There are different levels of capability and the Bruins didn’t get their high-end defensemen on the ice enough. If this series goes a couple of weeks and Chara, Hamilton and Boychuk are fresher, well then it might pay off for Julien and the Bruins. But you can’t plan for games that might not be played. And as banged up as the Bruins are (forwards Daniel Paille and Chris Kelly are also MIA), there might not be too many future games to expend the energy saved in Game 1.

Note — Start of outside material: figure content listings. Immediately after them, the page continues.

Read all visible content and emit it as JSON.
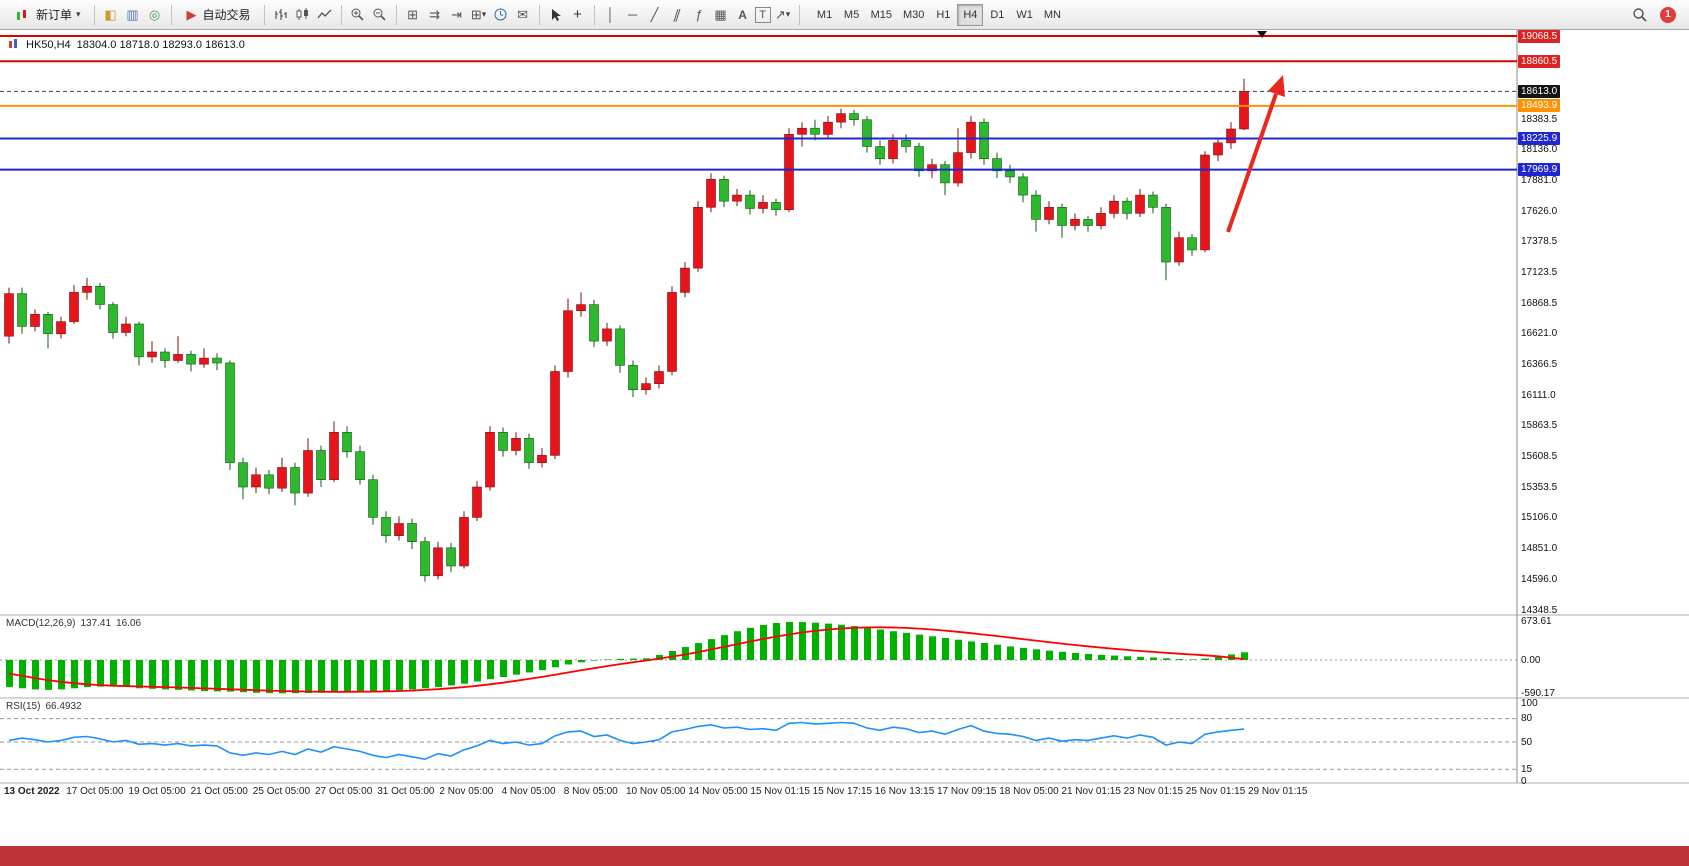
{
  "window": {
    "bottom_bar_color": "#bf3338"
  },
  "toolbar": {
    "new_order_label": "新订单",
    "auto_trading_label": "自动交易",
    "timeframes": [
      "M1",
      "M5",
      "M15",
      "M30",
      "H1",
      "H4",
      "D1",
      "W1",
      "MN"
    ],
    "active_timeframe": "H4",
    "notification_count": "1"
  },
  "chart": {
    "symbol_period": "HK50,H4",
    "ohlc_text": "18304.0 18718.0 18293.0 18613.0"
  },
  "chart_data": {
    "type": "candlestick",
    "symbol": "HK50",
    "timeframe": "H4",
    "last_ohlc": {
      "open": 18304.0,
      "high": 18718.0,
      "low": 18293.0,
      "close": 18613.0
    },
    "current_price": 18613.0,
    "price_axis": {
      "min": 14348.5,
      "max": 19068.5
    },
    "colors": {
      "up": "#e8141c",
      "down": "#2eb82e",
      "level_red": "#e00000",
      "level_orange": "#ff9100",
      "level_blue": "#2026d2",
      "macd_hist": "#00b200",
      "macd_signal": "#ff0000",
      "rsi": "#1e90ff",
      "arrow": "#e8281e"
    },
    "price_labels": [
      {
        "text": "19068.5",
        "price": 19068.5,
        "badge": "red"
      },
      {
        "text": "18860.5",
        "price": 18860.5,
        "badge": "red"
      },
      {
        "text": "18613.0",
        "price": 18613.0,
        "badge": "black"
      },
      {
        "text": "18493.9",
        "price": 18493.9,
        "badge": "orange"
      },
      {
        "text": "18383.5",
        "price": 18383.5,
        "badge": null
      },
      {
        "text": "18225.9",
        "price": 18225.9,
        "badge": "blue"
      },
      {
        "text": "18136.0",
        "price": 18136.0,
        "badge": null
      },
      {
        "text": "17969.9",
        "price": 17969.9,
        "badge": "blue"
      },
      {
        "text": "17881.0",
        "price": 17881.0,
        "badge": null
      },
      {
        "text": "17626.0",
        "price": 17626.0,
        "badge": null
      },
      {
        "text": "17378.5",
        "price": 17378.5,
        "badge": null
      },
      {
        "text": "17123.5",
        "price": 17123.5,
        "badge": null
      },
      {
        "text": "16868.5",
        "price": 16868.5,
        "badge": null
      },
      {
        "text": "16621.0",
        "price": 16621.0,
        "badge": null
      },
      {
        "text": "16366.5",
        "price": 16366.5,
        "badge": null
      },
      {
        "text": "16111.0",
        "price": 16111.0,
        "badge": null
      },
      {
        "text": "15863.5",
        "price": 15863.5,
        "badge": null
      },
      {
        "text": "15608.5",
        "price": 15608.5,
        "badge": null
      },
      {
        "text": "15353.5",
        "price": 15353.5,
        "badge": null
      },
      {
        "text": "15106.0",
        "price": 15106.0,
        "badge": null
      },
      {
        "text": "14851.0",
        "price": 14851.0,
        "badge": null
      },
      {
        "text": "14596.0",
        "price": 14596.0,
        "badge": null
      },
      {
        "text": "14348.5",
        "price": 14348.5,
        "badge": null
      }
    ],
    "levels": [
      {
        "price": 19068.5,
        "color": "#e00000"
      },
      {
        "price": 18860.5,
        "color": "#e00000"
      },
      {
        "price": 18493.9,
        "color": "#ff9100"
      },
      {
        "price": 18225.9,
        "color": "#2026d2"
      },
      {
        "price": 17969.9,
        "color": "#2026d2"
      }
    ],
    "candles": [
      [
        16600,
        17000,
        16540,
        16950
      ],
      [
        16950,
        17000,
        16620,
        16680
      ],
      [
        16680,
        16820,
        16640,
        16780
      ],
      [
        16780,
        16800,
        16500,
        16620
      ],
      [
        16620,
        16760,
        16580,
        16720
      ],
      [
        16720,
        17020,
        16700,
        16960
      ],
      [
        16960,
        17080,
        16900,
        17010
      ],
      [
        17010,
        17040,
        16820,
        16860
      ],
      [
        16860,
        16880,
        16580,
        16630
      ],
      [
        16630,
        16760,
        16600,
        16700
      ],
      [
        16700,
        16720,
        16360,
        16430
      ],
      [
        16430,
        16560,
        16380,
        16470
      ],
      [
        16470,
        16500,
        16340,
        16400
      ],
      [
        16400,
        16600,
        16380,
        16450
      ],
      [
        16450,
        16480,
        16310,
        16370
      ],
      [
        16370,
        16500,
        16340,
        16420
      ],
      [
        16420,
        16460,
        16320,
        16380
      ],
      [
        16380,
        16400,
        15500,
        15560
      ],
      [
        15560,
        15600,
        15260,
        15360
      ],
      [
        15360,
        15520,
        15310,
        15460
      ],
      [
        15460,
        15500,
        15300,
        15350
      ],
      [
        15350,
        15600,
        15320,
        15520
      ],
      [
        15520,
        15560,
        15210,
        15310
      ],
      [
        15310,
        15760,
        15280,
        15660
      ],
      [
        15660,
        15700,
        15360,
        15420
      ],
      [
        15420,
        15900,
        15400,
        15810
      ],
      [
        15810,
        15860,
        15600,
        15650
      ],
      [
        15650,
        15700,
        15380,
        15420
      ],
      [
        15420,
        15460,
        15050,
        15110
      ],
      [
        15110,
        15160,
        14900,
        14960
      ],
      [
        14960,
        15120,
        14920,
        15060
      ],
      [
        15060,
        15100,
        14850,
        14910
      ],
      [
        14910,
        14950,
        14580,
        14630
      ],
      [
        14630,
        14910,
        14600,
        14860
      ],
      [
        14860,
        14900,
        14660,
        14710
      ],
      [
        14710,
        15160,
        14690,
        15110
      ],
      [
        15110,
        15410,
        15080,
        15360
      ],
      [
        15360,
        15860,
        15330,
        15810
      ],
      [
        15810,
        15850,
        15610,
        15660
      ],
      [
        15660,
        15810,
        15620,
        15760
      ],
      [
        15760,
        15800,
        15510,
        15560
      ],
      [
        15560,
        15680,
        15520,
        15620
      ],
      [
        15620,
        16360,
        15590,
        16310
      ],
      [
        16310,
        16910,
        16260,
        16810
      ],
      [
        16810,
        16960,
        16760,
        16860
      ],
      [
        16860,
        16900,
        16510,
        16560
      ],
      [
        16560,
        16710,
        16520,
        16660
      ],
      [
        16660,
        16690,
        16300,
        16360
      ],
      [
        16360,
        16400,
        16100,
        16160
      ],
      [
        16160,
        16260,
        16120,
        16210
      ],
      [
        16210,
        16360,
        16170,
        16310
      ],
      [
        16310,
        17010,
        16280,
        16960
      ],
      [
        16960,
        17210,
        16920,
        17160
      ],
      [
        17160,
        17710,
        17130,
        17660
      ],
      [
        17660,
        17940,
        17620,
        17890
      ],
      [
        17890,
        17920,
        17660,
        17710
      ],
      [
        17710,
        17810,
        17670,
        17760
      ],
      [
        17760,
        17800,
        17600,
        17650
      ],
      [
        17650,
        17760,
        17610,
        17700
      ],
      [
        17700,
        17730,
        17590,
        17640
      ],
      [
        17640,
        18310,
        17620,
        18260
      ],
      [
        18260,
        18360,
        18160,
        18310
      ],
      [
        18310,
        18380,
        18210,
        18260
      ],
      [
        18260,
        18410,
        18220,
        18360
      ],
      [
        18360,
        18470,
        18310,
        18430
      ],
      [
        18430,
        18460,
        18330,
        18380
      ],
      [
        18380,
        18410,
        18110,
        18160
      ],
      [
        18160,
        18210,
        18010,
        18060
      ],
      [
        18060,
        18260,
        18020,
        18210
      ],
      [
        18210,
        18260,
        18110,
        18160
      ],
      [
        18160,
        18190,
        17910,
        17960
      ],
      [
        17960,
        18060,
        17900,
        18010
      ],
      [
        18010,
        18040,
        17760,
        17860
      ],
      [
        17860,
        18310,
        17830,
        18110
      ],
      [
        18110,
        18410,
        18060,
        18360
      ],
      [
        18360,
        18390,
        18010,
        18060
      ],
      [
        18060,
        18110,
        17900,
        17960
      ],
      [
        17960,
        18010,
        17860,
        17910
      ],
      [
        17910,
        17940,
        17700,
        17760
      ],
      [
        17760,
        17800,
        17460,
        17560
      ],
      [
        17560,
        17710,
        17520,
        17660
      ],
      [
        17660,
        17690,
        17410,
        17510
      ],
      [
        17510,
        17610,
        17470,
        17560
      ],
      [
        17560,
        17590,
        17460,
        17510
      ],
      [
        17510,
        17660,
        17480,
        17610
      ],
      [
        17610,
        17760,
        17570,
        17710
      ],
      [
        17710,
        17740,
        17560,
        17610
      ],
      [
        17610,
        17810,
        17580,
        17760
      ],
      [
        17760,
        17790,
        17610,
        17660
      ],
      [
        17660,
        17690,
        17060,
        17210
      ],
      [
        17210,
        17460,
        17180,
        17410
      ],
      [
        17410,
        17440,
        17260,
        17310
      ],
      [
        17310,
        18120,
        17290,
        18090
      ],
      [
        18090,
        18230,
        18040,
        18190
      ],
      [
        18190,
        18360,
        18140,
        18304
      ],
      [
        18304,
        18718,
        18293,
        18613
      ]
    ],
    "macd": {
      "name": "MACD(12,26,9)",
      "main_value": "137.41",
      "signal_value": "16.06",
      "axis_labels": [
        "673.61",
        "0.00",
        "-590.17"
      ],
      "histogram": [
        -480,
        -500,
        -520,
        -530,
        -520,
        -500,
        -480,
        -470,
        -470,
        -480,
        -500,
        -510,
        -520,
        -530,
        -540,
        -550,
        -555,
        -560,
        -570,
        -580,
        -585,
        -590,
        -588,
        -585,
        -580,
        -575,
        -570,
        -565,
        -560,
        -550,
        -535,
        -520,
        -500,
        -480,
        -450,
        -420,
        -380,
        -340,
        -300,
        -260,
        -220,
        -180,
        -130,
        -80,
        -40,
        -10,
        10,
        20,
        25,
        30,
        90,
        160,
        230,
        300,
        370,
        440,
        510,
        570,
        620,
        655,
        672,
        670,
        660,
        645,
        625,
        600,
        570,
        540,
        510,
        480,
        450,
        420,
        390,
        360,
        330,
        300,
        270,
        240,
        215,
        190,
        165,
        145,
        125,
        108,
        92,
        78,
        65,
        55,
        45,
        30,
        18,
        10,
        25,
        60,
        100,
        137
      ],
      "signal": [
        -240,
        -280,
        -320,
        -355,
        -385,
        -410,
        -430,
        -445,
        -455,
        -462,
        -468,
        -474,
        -480,
        -487,
        -494,
        -502,
        -510,
        -518,
        -526,
        -534,
        -542,
        -549,
        -554,
        -558,
        -561,
        -562,
        -562,
        -561,
        -559,
        -555,
        -549,
        -541,
        -530,
        -516,
        -499,
        -479,
        -456,
        -430,
        -401,
        -369,
        -335,
        -299,
        -261,
        -222,
        -183,
        -145,
        -108,
        -73,
        -40,
        -8,
        25,
        60,
        98,
        140,
        185,
        232,
        280,
        327,
        372,
        414,
        452,
        486,
        515,
        539,
        557,
        570,
        577,
        579,
        576,
        568,
        556,
        540,
        521,
        499,
        475,
        450,
        424,
        397,
        370,
        343,
        317,
        291,
        266,
        243,
        220,
        199,
        179,
        160,
        143,
        127,
        112,
        98,
        84,
        66,
        42,
        16
      ]
    },
    "rsi": {
      "name": "RSI(15)",
      "value": "66.4932",
      "axis_labels": [
        "100",
        "80",
        "50",
        "15",
        "0"
      ],
      "guide_levels": [
        80,
        50,
        15
      ],
      "values": [
        52,
        55,
        53,
        50,
        52,
        56,
        57,
        54,
        50,
        52,
        47,
        48,
        46,
        48,
        45,
        46,
        45,
        36,
        33,
        36,
        34,
        38,
        34,
        41,
        37,
        44,
        41,
        38,
        33,
        30,
        34,
        31,
        28,
        35,
        32,
        40,
        45,
        52,
        48,
        50,
        46,
        48,
        58,
        63,
        64,
        57,
        59,
        52,
        48,
        50,
        53,
        63,
        66,
        70,
        72,
        68,
        69,
        66,
        67,
        65,
        74,
        75,
        73,
        74,
        75,
        74,
        68,
        65,
        69,
        67,
        62,
        64,
        60,
        66,
        71,
        64,
        61,
        60,
        57,
        52,
        55,
        51,
        53,
        52,
        55,
        58,
        55,
        59,
        56,
        46,
        50,
        48,
        60,
        63,
        65,
        66.4932
      ]
    },
    "time_labels": [
      "13 Oct 2022",
      "17 Oct 05:00",
      "19 Oct 05:00",
      "21 Oct 05:00",
      "25 Oct 05:00",
      "27 Oct 05:00",
      "31 Oct 05:00",
      "2 Nov 05:00",
      "4 Nov 05:00",
      "8 Nov 05:00",
      "10 Nov 05:00",
      "14 Nov 05:00",
      "15 Nov 01:15",
      "15 Nov 17:15",
      "16 Nov 13:15",
      "17 Nov 09:15",
      "18 Nov 05:00",
      "21 Nov 01:15",
      "23 Nov 01:15",
      "25 Nov 01:15",
      "29 Nov 01:15"
    ]
  }
}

The time to balance out the minutes is not when you’re banged up; it’s when you get healthy. Until then, the playoffs are about sacrificing and doing things that may be out of the ordinary. It wouldn’t have killed Julien to roll out Chara and Hamilton or Chara and Boychuk a few extra times and get their minutes more in the 27, 28-minute range. In fact, if Julien did that, it might’ve killed the Red Wings.
Detroit also balanced out its ice time somewhat evenly. But they’re the underdogs, they’re healthy on the back end and they didn’t have the second change. Instead of reacting to Detroit coach Mike Babcock’s picks, Julien should’ve focused more on mismatches and giving his best players ample opportunity to affect the game.
There should’ve been fewer chances for Potter to make big saves and more chances for Chara, Boychuk or Hamilton to turn the game in Boston’s favor. And if Boston continues to miss Miller and Bartkowski, the best Bruins defensemen better be asked to do more, and in turn respond. Or they’ll run out of time.